Park facilities include two concrete ramps for boat-launching, a summer-only 75-unit campground (58 sites for RVs and the remainder for tents), rest rooms, showers, and sewage-disposal, two group-use areas, picnic areas, and fish cleaning stations. There is also a restaurant and gas station, and boat rentals are available.

Most of the multiple areas of the park are accessible directly from U.S. Route 189 (US-189), which runs near the eastern and southern shores of the reservoir. However, Utah State Route 314 provides additional access from US-189 to the facilities on the southern shore.

==History==
In the 1930s the Salt Lake City area and surrounding farmland were suffering from water shortages. Creation of a reservoir was approved by the United States Congress in 1935 to help alleviate this problem, and Deer Creek Reservoir became a significant part of the Provo River Project.

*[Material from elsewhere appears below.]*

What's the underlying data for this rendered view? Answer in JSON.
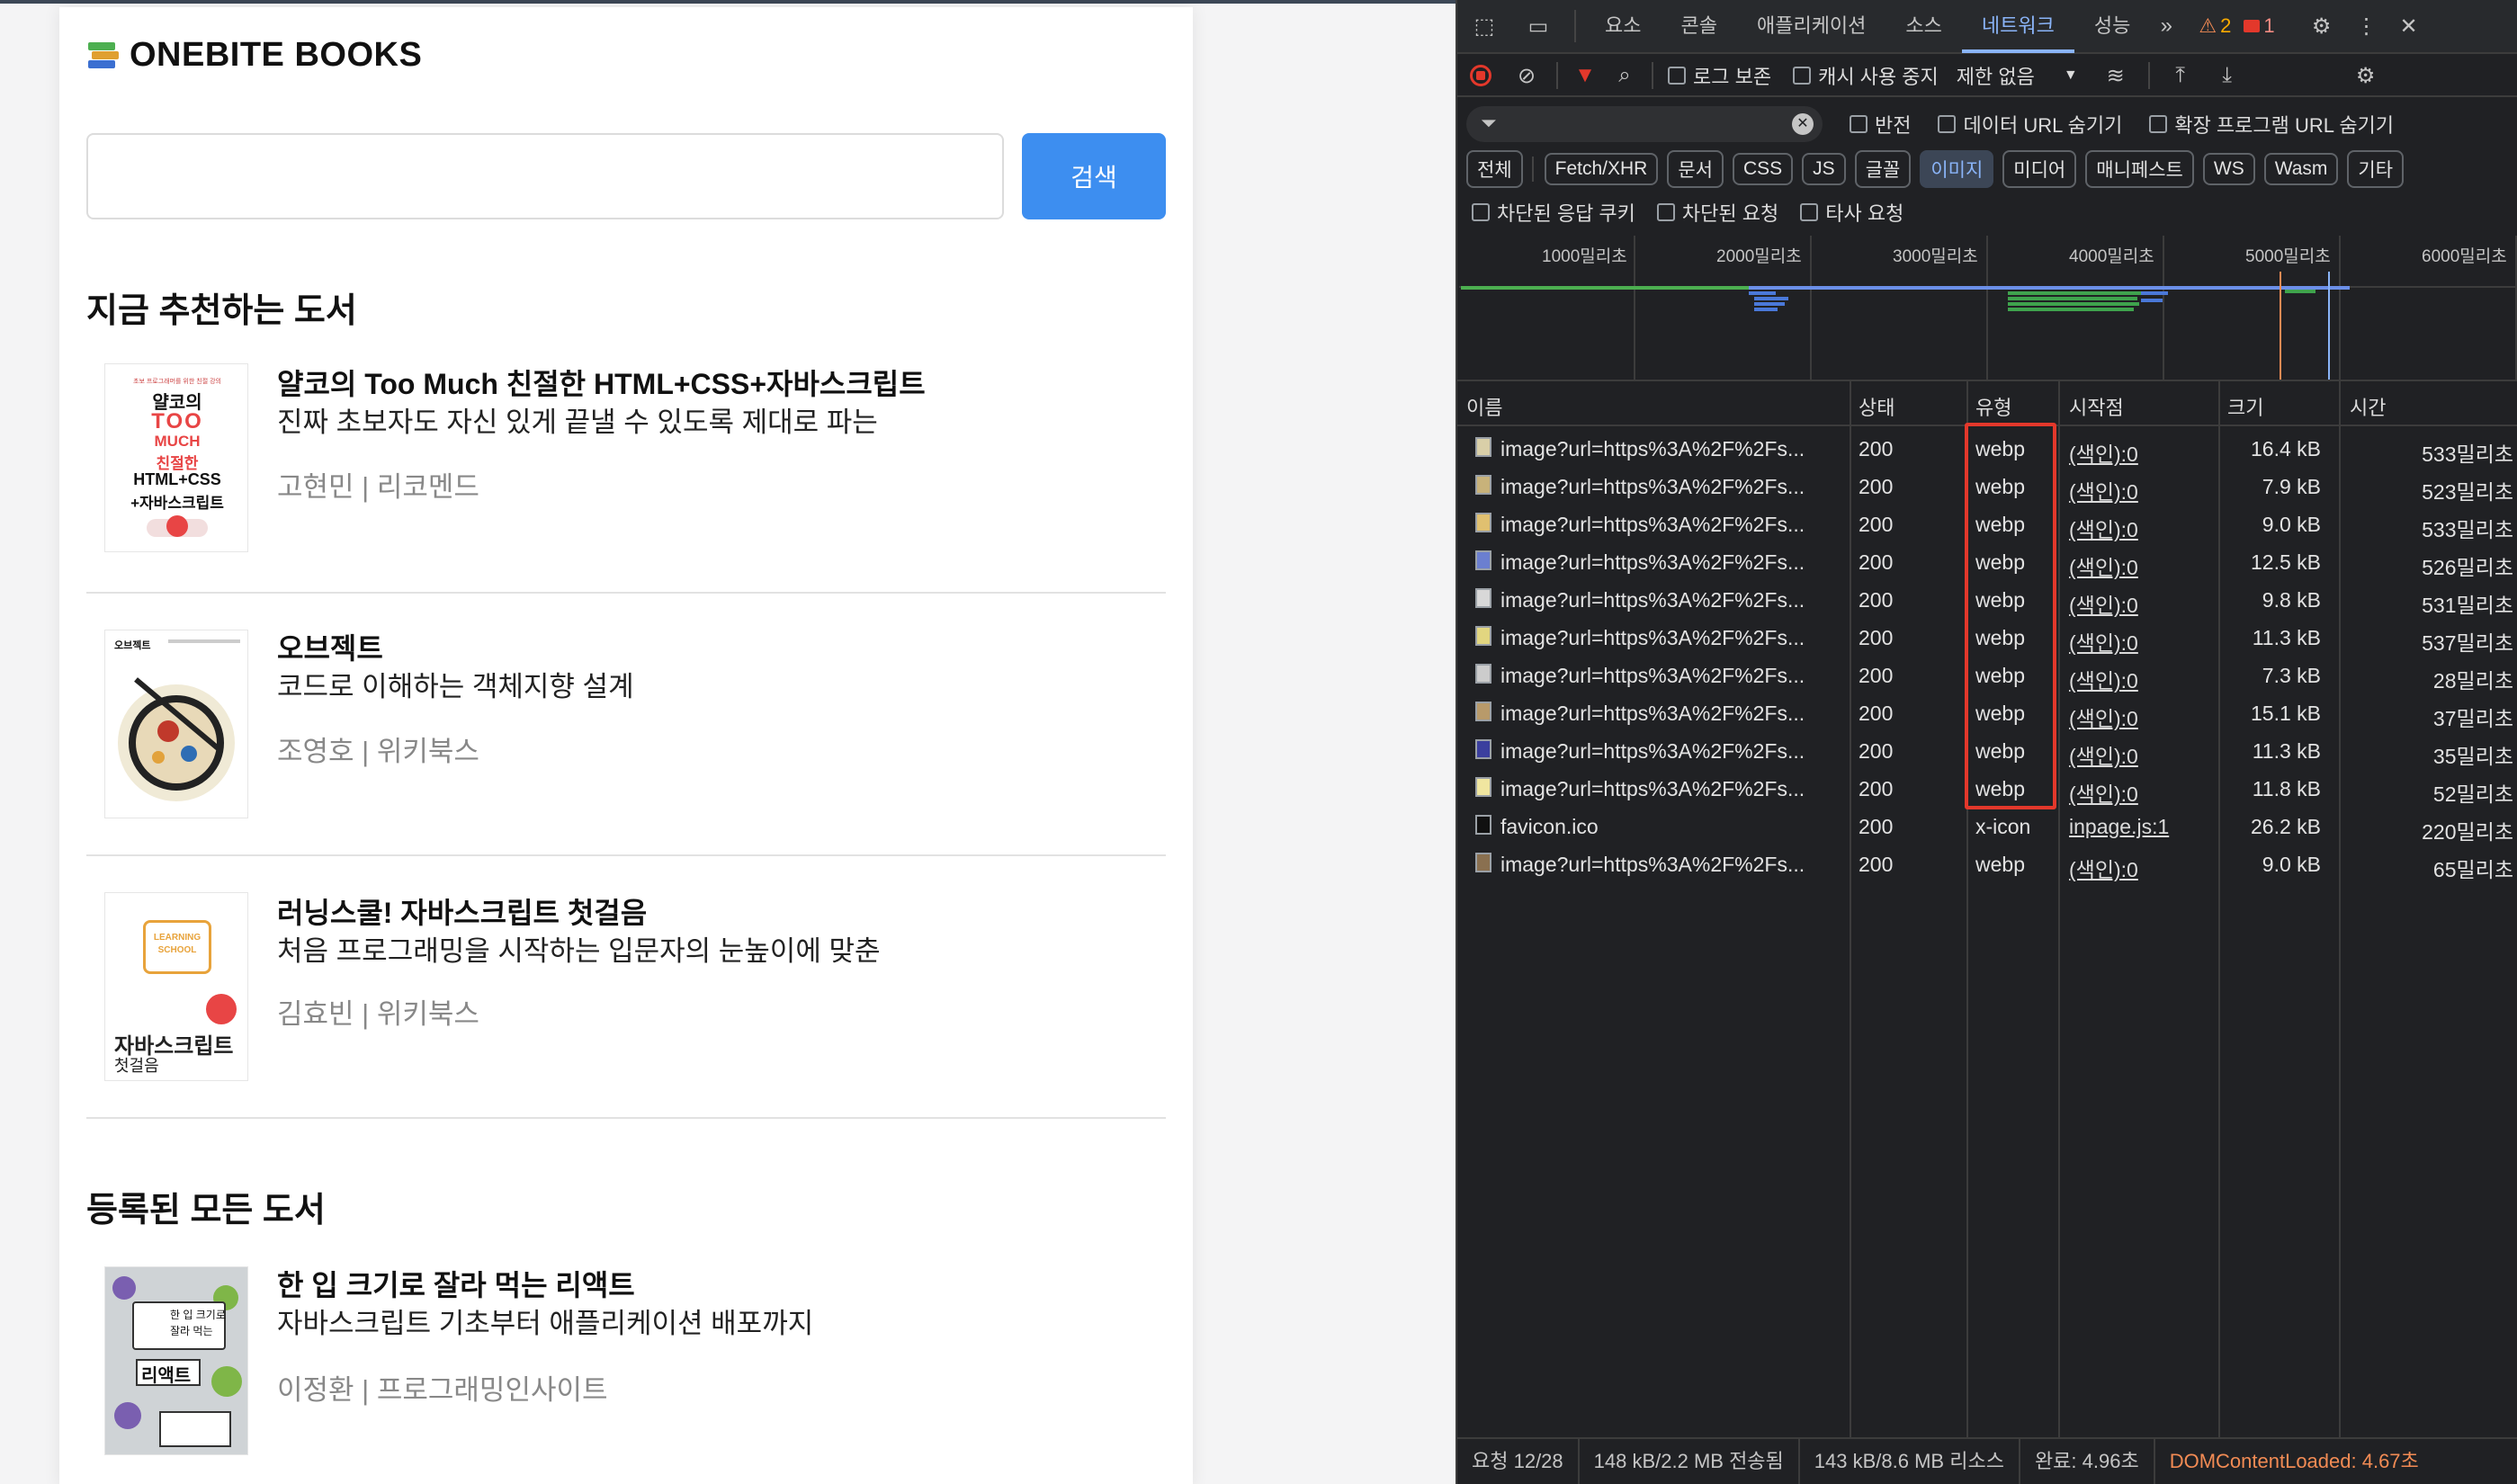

The Bureau of Reclamation (BOR) began construction of the reservoir in the spring of 1938. Water was available for use in 1941, and the project was completed in 1955. The Provo River Water Users Association, under contract with the BOR, repaid construction costs, and operated and maintained the facilities until the area became a state park in 1971. During this time, fishing was the chief recreational activity, as other water sports were prohibited.

The Division of Parks and Recreation became responsible for the administration, development, and operation of the park in January 1971.